A mandolin is a musical instrument in the lute family and is usually plucked with a plectrum or "pick". It commonly has four courses of doubled metal strings tuned in unison, although five and six course versions also exist
- From bluegrass to jazz,
- classical to rock,
The mandolin has made its way into every corner of the music spectrum. However, it is still a relatively unexplored musical instrument when compared to other instruments like the guitar, the piano, and the violin. That being said, the mandolin is growing in popularity and is becoming more accepted in a variety of musical genres.
Styles Of Mandolina
When someone thinks of the mandolin, there are a number of images that could come to mind.

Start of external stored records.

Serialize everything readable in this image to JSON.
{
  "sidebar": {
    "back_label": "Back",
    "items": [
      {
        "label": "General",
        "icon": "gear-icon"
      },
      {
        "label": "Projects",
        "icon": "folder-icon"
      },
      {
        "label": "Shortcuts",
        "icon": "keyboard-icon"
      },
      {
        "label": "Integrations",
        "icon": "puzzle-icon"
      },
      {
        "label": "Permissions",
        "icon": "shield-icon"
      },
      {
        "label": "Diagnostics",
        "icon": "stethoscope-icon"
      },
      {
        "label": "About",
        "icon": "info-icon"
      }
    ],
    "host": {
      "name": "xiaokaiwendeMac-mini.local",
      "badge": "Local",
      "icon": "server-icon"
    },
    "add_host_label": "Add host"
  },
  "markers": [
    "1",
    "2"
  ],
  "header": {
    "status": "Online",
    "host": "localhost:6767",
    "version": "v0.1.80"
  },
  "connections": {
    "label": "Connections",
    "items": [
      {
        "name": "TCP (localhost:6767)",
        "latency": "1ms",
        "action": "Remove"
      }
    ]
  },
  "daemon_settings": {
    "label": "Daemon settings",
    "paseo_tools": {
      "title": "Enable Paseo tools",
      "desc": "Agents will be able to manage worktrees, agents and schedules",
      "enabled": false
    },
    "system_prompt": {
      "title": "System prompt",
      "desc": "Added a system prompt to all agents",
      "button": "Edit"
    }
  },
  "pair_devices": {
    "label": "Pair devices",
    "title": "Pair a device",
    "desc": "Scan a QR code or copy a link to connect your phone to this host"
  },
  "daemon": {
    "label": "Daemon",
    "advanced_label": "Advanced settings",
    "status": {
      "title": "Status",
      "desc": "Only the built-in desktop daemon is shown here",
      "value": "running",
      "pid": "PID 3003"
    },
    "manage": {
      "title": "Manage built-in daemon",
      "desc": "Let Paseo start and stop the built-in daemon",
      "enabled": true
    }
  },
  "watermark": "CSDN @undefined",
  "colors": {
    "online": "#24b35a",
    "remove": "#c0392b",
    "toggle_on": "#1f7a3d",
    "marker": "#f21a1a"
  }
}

Some may think of Bill Monroe, the father of bluegrass, and his legendary mandolin. Others may think of the round backed “taterbug” style mandolins that play classical and Italian music. Still others may think of an orchestra full of mandolins in various sizes and shapes
The bowl back mandolin, often referred to as a “taterbug” is one of the first models of mandolin, and was derived from the lute in Italy hundreds of years ago. These mandolins are unlike the mandolin commonly found in bluegrass, and are easily recognized by their round, “fluted” backs, pear shape, and oval hole.